If I told you I had a split personality, you might look at me strangely and feel a little uncomfortable.

But being a TCK feels like I live a double life. I have two locations I call “home.” I have two different “lives” on two different continents. I have two sets of friends, and two different ways to connect with them. I have two identities split into two places.

I leave my host country, Japan, with bows and best wishes and enter my passport country, the US, with hugs and handshakes. I leave my host country, respectfully quiet, and I enter my passport country with outgoing excitement.

My cultural conduct becomes polar opposite in the time it takes to fly across the Pacific.

My Inner Dice

As I’ve grown up abroad, I’ve developed an “inner dice.” When I integrate into different countries, cultural “faces” have slowly formed on my inner dice. I’ve learned to flip cultural faces depending on what country I’m in. I base my greetings, behavior, and mannerisms on my surroundings.

This is a normal occurrence for non-TCKs as well. They changes “faces” depending on who they’re with, where they are, or how they want to be perceived.

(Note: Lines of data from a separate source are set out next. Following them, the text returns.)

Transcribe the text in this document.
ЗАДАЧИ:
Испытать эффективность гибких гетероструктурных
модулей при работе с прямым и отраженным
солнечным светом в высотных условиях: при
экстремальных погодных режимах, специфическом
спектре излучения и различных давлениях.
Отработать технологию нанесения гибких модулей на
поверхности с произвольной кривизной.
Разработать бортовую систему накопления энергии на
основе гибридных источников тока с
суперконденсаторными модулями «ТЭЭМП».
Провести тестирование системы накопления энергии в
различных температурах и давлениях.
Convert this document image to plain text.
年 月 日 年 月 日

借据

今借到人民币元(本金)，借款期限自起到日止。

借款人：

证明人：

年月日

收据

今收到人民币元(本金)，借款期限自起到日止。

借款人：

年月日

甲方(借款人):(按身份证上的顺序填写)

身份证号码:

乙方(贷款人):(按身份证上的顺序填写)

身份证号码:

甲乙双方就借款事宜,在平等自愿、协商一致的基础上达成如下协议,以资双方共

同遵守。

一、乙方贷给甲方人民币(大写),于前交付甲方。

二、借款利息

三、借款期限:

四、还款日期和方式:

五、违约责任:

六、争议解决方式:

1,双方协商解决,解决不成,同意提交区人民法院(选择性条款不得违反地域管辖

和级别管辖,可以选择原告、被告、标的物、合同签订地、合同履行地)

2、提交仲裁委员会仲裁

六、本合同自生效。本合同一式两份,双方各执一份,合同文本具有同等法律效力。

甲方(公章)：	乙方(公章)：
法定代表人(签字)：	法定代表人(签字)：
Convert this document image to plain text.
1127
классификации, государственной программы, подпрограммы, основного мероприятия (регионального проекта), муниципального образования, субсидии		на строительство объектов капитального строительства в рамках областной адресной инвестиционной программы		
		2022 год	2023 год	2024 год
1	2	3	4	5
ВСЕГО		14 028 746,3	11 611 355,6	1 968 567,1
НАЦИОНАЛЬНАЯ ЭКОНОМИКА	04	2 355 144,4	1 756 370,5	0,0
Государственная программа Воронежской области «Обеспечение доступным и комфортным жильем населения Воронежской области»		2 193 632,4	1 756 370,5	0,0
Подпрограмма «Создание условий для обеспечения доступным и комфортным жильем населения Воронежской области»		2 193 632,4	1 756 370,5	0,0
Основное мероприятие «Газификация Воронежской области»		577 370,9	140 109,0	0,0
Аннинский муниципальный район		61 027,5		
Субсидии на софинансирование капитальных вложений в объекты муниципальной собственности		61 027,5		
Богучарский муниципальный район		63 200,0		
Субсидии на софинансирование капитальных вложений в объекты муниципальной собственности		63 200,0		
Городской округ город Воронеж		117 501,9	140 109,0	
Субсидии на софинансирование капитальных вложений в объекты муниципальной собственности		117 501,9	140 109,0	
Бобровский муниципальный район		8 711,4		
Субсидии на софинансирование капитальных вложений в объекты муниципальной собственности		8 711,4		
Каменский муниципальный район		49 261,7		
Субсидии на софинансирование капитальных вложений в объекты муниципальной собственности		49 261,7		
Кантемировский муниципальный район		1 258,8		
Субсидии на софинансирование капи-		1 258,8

But for TCKs? It’s the EXTREME version. We don’t just change how we answer a question during small talk. We change our answer to the question. We don’t just conform to different settings. We conform to different worlds.

On that plane ride across the ocean, I leave half of myself behind and dig out my other half buried deep within. I roll my inner dice to the “other me.” This can feel inconsistent, like I’m leading a double (or triple, or quadruple) life as I transition from my host country to my passport country, and then back again.

Is this normal for TCKs? I thought. Is this just me? I wondered.

My type-A personality proceeded to the do the norm: research it.

I consulted with the TCK experts. What I discovered was quite interesting.

Flipping Faces

In their book Growing up Among Worlds, David Pollock and Ruth Van Reken explain that TCKs “intuitively conform” to their current, cultural “system.” (A.K.A. Inner dice and cultural faces are normal for TCKs. Woohoo!)

They write, “TCKs can go along with how life works in [each] system and it doesn’t conflict with how they think, what they like to do, what they want to be, or most important, who they are by their very nature. There is room in [each] system to express who they are at this core.”

I realized something about dice: each side of a dice still reflects the dice itself. Each side of a dice is essential in order for a dice to be complete and whole.

Each of my cultural faces still reflects me. Each face is essential in order for me to be complete and whole.

Variations of me are okay.

My cultural experiences, which have created the “faces” of my personality, are a part of who I am. I’m not being inauthentic when I change cultural faces.

I’m simply allowing a different face within me to surface—the face that connects most with those is my cultural context. I’m still me deep down, with the same dreams, thoughts, and nature.

My inner dice isn’t a sign of inconsistency. My inner dice is the key to cultural conformity and connection—an essential mechanism for the globally-mobile.

Instead of split-personality paranoia, I’m realizing this inner dice is a gift as I transition back and forth between my two worlds.